The deaths raised to at least 325 the number of suspected militants killed in the Sinai campaign, which began in February, according to a Reuters count based on military statements. At least 35 military personnel have also been killed.
The state news agency said security forces came under fire when they raided a walled compound in al-Arish, the capital of North Sinai province, without giving a timeline for the incident.
It said the raiding forces responded and 12 suspected militants were killed in the shootout. The authorities were trying to verify their identities.
Five rifles, four of them automatic guns, were recovered from the scene as well as some ammunition and two ready-to-use bombs, MENA said.
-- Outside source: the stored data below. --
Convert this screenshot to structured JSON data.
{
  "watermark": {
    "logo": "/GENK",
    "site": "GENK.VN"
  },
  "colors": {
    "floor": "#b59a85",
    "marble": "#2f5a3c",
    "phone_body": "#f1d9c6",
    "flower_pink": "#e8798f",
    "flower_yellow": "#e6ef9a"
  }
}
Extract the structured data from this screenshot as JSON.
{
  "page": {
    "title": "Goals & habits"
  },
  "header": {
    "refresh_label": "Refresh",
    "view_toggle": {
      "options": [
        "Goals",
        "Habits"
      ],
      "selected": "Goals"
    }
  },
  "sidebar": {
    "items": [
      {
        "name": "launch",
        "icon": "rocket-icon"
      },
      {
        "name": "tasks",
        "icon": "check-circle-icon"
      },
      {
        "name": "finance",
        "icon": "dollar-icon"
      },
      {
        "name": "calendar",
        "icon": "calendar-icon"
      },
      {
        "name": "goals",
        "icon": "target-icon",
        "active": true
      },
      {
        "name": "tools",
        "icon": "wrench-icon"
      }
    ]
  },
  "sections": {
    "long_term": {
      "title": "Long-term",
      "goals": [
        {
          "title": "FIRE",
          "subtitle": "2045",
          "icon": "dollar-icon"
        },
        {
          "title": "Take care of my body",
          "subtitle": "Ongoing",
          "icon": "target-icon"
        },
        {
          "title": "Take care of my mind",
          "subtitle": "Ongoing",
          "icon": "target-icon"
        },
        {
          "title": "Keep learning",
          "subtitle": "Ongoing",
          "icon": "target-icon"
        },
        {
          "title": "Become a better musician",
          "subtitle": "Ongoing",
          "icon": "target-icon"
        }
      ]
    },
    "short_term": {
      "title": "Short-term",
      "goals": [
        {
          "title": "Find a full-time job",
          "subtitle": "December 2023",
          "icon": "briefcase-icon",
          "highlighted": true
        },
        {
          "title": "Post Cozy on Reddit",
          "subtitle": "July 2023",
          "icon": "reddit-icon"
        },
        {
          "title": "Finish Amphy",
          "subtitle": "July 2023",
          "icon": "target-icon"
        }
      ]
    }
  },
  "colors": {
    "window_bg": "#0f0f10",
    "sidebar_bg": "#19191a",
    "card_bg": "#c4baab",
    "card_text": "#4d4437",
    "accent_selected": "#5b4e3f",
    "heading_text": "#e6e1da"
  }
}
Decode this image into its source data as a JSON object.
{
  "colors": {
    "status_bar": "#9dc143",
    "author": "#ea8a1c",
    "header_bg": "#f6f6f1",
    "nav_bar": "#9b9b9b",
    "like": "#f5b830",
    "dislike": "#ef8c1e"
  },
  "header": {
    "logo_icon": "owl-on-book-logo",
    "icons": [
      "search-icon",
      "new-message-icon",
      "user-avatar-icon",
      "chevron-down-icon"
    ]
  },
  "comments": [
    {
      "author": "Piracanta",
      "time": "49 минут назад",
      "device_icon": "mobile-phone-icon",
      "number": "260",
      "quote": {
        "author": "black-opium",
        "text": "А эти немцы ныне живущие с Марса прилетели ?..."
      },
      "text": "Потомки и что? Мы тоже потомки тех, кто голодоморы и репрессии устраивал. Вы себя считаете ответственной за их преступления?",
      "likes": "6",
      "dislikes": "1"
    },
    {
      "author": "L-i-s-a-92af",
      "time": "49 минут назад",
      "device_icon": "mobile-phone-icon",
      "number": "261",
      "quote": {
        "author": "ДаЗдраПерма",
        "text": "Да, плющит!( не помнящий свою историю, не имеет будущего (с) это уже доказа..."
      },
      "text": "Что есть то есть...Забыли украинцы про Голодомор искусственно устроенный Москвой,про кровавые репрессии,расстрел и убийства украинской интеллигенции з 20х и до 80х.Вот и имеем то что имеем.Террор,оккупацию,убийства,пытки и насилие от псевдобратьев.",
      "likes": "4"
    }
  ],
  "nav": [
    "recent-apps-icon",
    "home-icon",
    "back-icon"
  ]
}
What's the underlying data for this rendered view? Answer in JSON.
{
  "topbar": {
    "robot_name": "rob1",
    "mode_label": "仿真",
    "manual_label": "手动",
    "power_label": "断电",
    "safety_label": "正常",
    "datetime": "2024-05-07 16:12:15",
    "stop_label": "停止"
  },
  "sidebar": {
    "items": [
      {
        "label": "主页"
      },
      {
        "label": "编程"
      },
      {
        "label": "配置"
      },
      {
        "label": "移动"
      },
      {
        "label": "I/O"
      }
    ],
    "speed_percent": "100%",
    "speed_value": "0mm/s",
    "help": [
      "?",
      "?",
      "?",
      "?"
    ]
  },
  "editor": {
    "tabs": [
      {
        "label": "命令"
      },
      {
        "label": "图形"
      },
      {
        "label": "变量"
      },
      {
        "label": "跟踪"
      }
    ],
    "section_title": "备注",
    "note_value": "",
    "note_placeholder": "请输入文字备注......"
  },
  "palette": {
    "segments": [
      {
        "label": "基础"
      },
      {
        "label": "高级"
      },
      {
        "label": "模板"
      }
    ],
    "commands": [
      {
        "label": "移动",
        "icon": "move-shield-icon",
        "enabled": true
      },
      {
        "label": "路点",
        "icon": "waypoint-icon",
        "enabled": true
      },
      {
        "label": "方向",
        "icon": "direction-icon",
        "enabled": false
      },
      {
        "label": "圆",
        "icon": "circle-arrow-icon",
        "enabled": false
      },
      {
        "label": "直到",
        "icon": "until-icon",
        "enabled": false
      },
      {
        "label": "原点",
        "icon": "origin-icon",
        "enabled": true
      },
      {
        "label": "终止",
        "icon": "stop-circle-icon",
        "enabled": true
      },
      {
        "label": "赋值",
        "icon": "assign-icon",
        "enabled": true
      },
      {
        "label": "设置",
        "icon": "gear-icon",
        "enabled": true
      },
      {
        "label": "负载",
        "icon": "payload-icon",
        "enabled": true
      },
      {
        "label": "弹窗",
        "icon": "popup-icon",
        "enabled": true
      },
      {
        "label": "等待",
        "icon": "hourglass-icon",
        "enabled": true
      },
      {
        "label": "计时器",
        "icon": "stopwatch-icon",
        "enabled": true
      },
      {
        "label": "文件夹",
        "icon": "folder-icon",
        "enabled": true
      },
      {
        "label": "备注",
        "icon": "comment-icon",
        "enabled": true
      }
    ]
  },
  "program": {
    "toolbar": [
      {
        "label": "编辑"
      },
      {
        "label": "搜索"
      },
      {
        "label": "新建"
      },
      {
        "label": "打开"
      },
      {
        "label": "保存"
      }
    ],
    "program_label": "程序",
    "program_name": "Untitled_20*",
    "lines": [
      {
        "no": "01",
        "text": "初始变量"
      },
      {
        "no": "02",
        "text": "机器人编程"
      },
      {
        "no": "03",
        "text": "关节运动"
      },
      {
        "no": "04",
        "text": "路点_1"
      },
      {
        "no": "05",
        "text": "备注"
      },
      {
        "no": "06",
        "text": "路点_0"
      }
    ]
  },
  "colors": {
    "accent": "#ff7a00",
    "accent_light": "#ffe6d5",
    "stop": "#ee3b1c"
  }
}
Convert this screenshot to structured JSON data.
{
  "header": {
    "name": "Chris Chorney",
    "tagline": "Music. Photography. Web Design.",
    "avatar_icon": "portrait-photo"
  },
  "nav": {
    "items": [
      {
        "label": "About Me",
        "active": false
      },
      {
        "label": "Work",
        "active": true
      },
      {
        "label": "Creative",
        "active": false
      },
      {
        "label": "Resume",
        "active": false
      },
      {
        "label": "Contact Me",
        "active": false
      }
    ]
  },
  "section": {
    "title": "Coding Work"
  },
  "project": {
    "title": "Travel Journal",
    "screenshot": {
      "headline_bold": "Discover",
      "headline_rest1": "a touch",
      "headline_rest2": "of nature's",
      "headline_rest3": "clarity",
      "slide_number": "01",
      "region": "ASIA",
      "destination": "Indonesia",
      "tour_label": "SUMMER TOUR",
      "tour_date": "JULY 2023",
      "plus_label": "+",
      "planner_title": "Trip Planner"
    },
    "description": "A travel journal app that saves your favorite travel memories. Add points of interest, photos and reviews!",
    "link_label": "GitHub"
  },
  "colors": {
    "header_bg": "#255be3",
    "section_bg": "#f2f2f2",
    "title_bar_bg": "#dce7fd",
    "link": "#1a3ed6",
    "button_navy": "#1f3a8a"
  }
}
There were no reports of casualties among security forces.
President Abdel Fattah al-Sisi ordered February's operation after an attack on a mosque last November in which hundreds of worshippers died.
Defeating armed groups and restoring security after years of unrest has been a promise of Sisi, who was re-elected in March in a landslide victory against no real opposition.
Sisi's critics say his presidency has brought a harsh crackdown on dissent, but supporters say such measures are needed to stabilise Egypt.
Sisi toppled the democratically elected Egyptian president Mohamed Morsi in July 2013.
Egypt arrests seven
Meanwhile, Egyptian security forces arrested seven people suspected of involvement in a foiled church bombing outside Cairo on Saturday, the interior ministry said in a statement on Sunday.
A militant wearing a suicide vest blew himself up 250 metres from a Coptic Christian church in Qalyubiyah, a governorate north of Cairo, killing only himself, according to eyewitnesses and state media.
The statement said the seven arrested were plotting a "series of hostilities" and that among them were two women, including one living in the upscale Cairo neighbourhood of Zamalek who "played a prominent role ... in promoting extremist ideas and providing financial support".
State news agency MENA said Saturday's bomb attack was thwarted by a strong security presence around the church that prevented the assailant from getting close.
No group has claimed responsibility.